A Polícia Federal entregou nesta segunda-feira (14) ao ministro Cristiano Zanin, do Supremo Tribunal Federal (STF), uma cópia dos dados extraídos do celular do ex-banqueiro Daniel Vorcaro. O envio atendeu a uma determinação de Zanin, que afirmou precisar consultar o conteúdo para “formar sua convicção” no caso envolvendo o Banco Master e a crise institucional no Supremo.
A entrega ocorre um dia antes de uma sessão plenária do STF, marcada para esta terça-feira (15). Os ministros devem analisar a atuação de Alexandre de Moraes em razão da interação dele com Vorcaro.
Zanin afirmou que já havia solicitado o material integral por ofício e por outros meios, mas não tinha recebido os dados. Na decisão, o ministro também disse que não existe hierarquia entre os integrantes do STF e que não é possível restringir o acesso dos julgadores a informações necessárias ao exercício de suas funções.
Disputa pelo acesso ao conteúdo
Além de Zanin, Gilmar Mendes e Alexandre de Moraes pediram acesso a todos os dados do aparelho do ex-dono do Banco Master. André Mendonça, que era o relator do caso, se posicionou contra a abertura do material. Para ele, a medida poderia “tumultuar o julgamento” e colocar em risco o andamento e o resultado das investigações.

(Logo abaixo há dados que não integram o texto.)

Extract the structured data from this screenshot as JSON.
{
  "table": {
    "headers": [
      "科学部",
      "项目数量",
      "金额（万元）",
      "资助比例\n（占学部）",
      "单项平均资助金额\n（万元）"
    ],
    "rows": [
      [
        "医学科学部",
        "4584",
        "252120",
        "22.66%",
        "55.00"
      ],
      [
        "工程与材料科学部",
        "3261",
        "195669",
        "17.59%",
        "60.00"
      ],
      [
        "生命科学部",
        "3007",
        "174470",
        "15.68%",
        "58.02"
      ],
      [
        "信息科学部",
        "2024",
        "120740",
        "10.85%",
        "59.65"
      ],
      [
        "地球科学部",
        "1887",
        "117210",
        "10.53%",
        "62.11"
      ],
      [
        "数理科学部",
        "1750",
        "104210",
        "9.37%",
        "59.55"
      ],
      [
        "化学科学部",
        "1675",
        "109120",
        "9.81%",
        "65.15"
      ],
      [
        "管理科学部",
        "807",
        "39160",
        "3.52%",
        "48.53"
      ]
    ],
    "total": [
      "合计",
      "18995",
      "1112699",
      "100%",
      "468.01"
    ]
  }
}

A discussão ocorre em meio à crise institucional e ao racha entre os ministros do Supremo, intensificados depois da quebra de sigilo de um relatório da PF. O documento descreve supostas mensagens entre Vorcaro e Moraes. Conforme a investigação, o ex-banqueiro teria procurado a ajuda do ministro para obter informações e tentar conter ou retardar medidas relacionadas às apurações sobre o Banco Master.
No domingo (13), a PF comunicou ao STF que poderia encaminhar os dados aos ministros. A medida veio depois de Edson Fachin cobrar, na noite de sábado (12), informações sobre a custódia do material extraído e as condições do aparelho.
Mendonça pediu que Fachin respondesse aos questionamentos feitos por quatro delegados da PF sobre o repasse dos dados, citando “divergência de informações”. Também afirmou que o material enviado ao gabinete dele, em 8 de março de 2026, é uma cópia de segurança que permanece “lacrada e intocada”.